As sea levels continue to rise, so does the threat of flooding in downtown Olympia. The threat might be more urgent than the city previously believed.
“We’re suggesting a more-heightened sense of urgency in our response,” said Andy Haub, water resources director for the city’s public works department. “The current risk is higher for downtown flooding than previously thought.”
The potential worst-case scenario could leave much of downtown under water, especially areas bordering West Bay and Capitol Lake.
At a study session Tuesday with the Olympia City Council, public works employees outlined the latest projections for downtown’s vulnerability to flooding. No decisions were made.
The annual update included possible steps in developing a more formal sea level response plan.
According to the National Climate Assessment, global sea levels could rise as much as 4 feet by 2100. Other scenarios peg the rise as high as 6.6 feet. The Intergovernmental Panel on Climate Change reports global sea levels have been rising at a rate of 3.2 millimeters per year.
In Olympia, even a 1-foot rise could have devastating consequences, said Eric Christensen, planning and engineering manager for the public works department. To further complicate the problem, downtown Olympia appears to be sinking at a rate of nine-tenths of an inch every decade, he said.
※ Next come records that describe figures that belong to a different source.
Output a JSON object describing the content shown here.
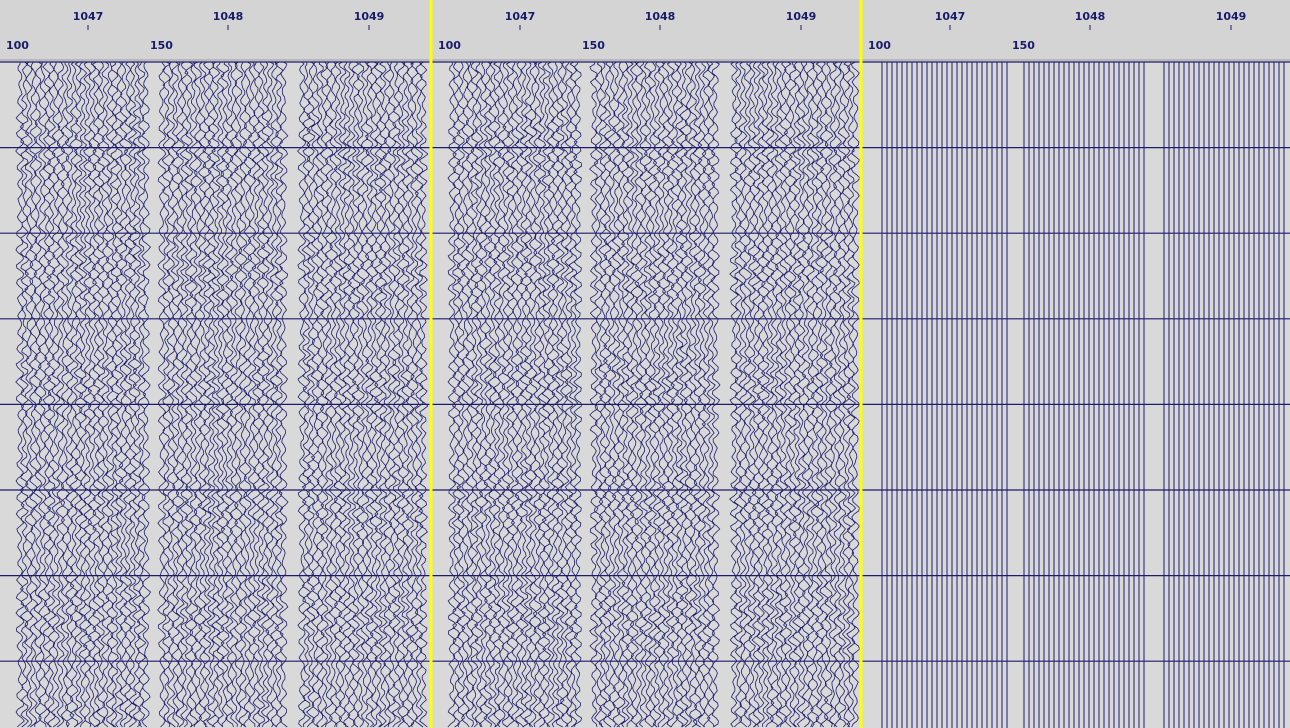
{
  "panels": [
    {
      "top_labels": [
        "1047",
        "1048",
        "1049"
      ],
      "sub_labels": [
        "100",
        "150"
      ]
    },
    {
      "top_labels": [
        "1047",
        "1048",
        "1049"
      ],
      "sub_labels": [
        "100",
        "150"
      ]
    },
    {
      "top_labels": [
        "1047",
        "1048",
        "1049"
      ],
      "sub_labels": [
        "100",
        "150"
      ]
    }
  ]
}
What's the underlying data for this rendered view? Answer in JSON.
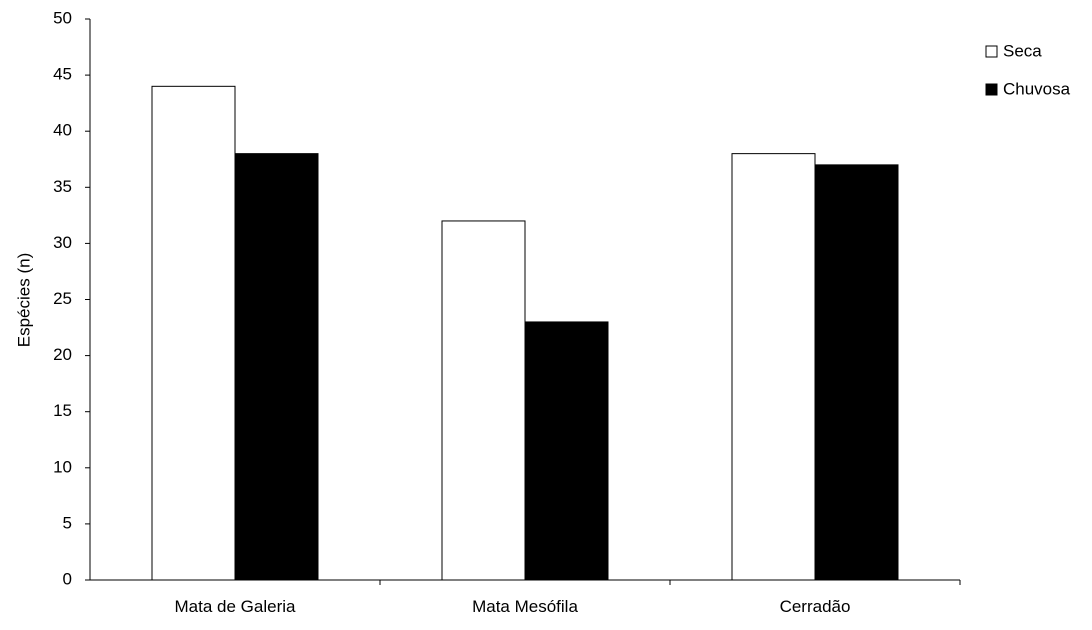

At this time, downtown Olympia is most vulnerable to flooding during high tides such as the one that reached 17.6 feet in December 2012. The city reports the highest recorded tide in Olympia was 18.2 feet Dec. 15, 1977.
If local sea levels rise by 1 foot, downtown Olympia could see major flooding up to 30 times a year. If sea levels rise by 2 feet, flooding could occur more than 150 times a year, he said.
Capitol Lake increases downtown Olympia’s vulnerability to flooding, said Christensen, who noted that the Fifth Avenue Dam is key to controlling floodwaters. Raising the elevation of the adjacent Heritage Park could curb flooding, he said.
Olympia has been discussing the impact of rising sea levels since the early 1990s, and reports have been issued over the years. The topic is addressed specifically in the Comprehensive Plan, which serves as a policy blueprint for the city’s goals.
Haub and Christensen said the city needs to adopt a “first line of defense,” such as requiring elevated floor plans for downtown buildings, modifying storm drains, installing flood barriers or even creating an elevated roadway.
As for next steps, they suggest public outreach as well as working with the city’s Utility Advisory Committee on a program that targets rising sea levels. That includes identifying possible funding sources and financial needs for such a plan.
Rich Hoey, director of public works, said city staff will present a plan of action to the council during a study session in July.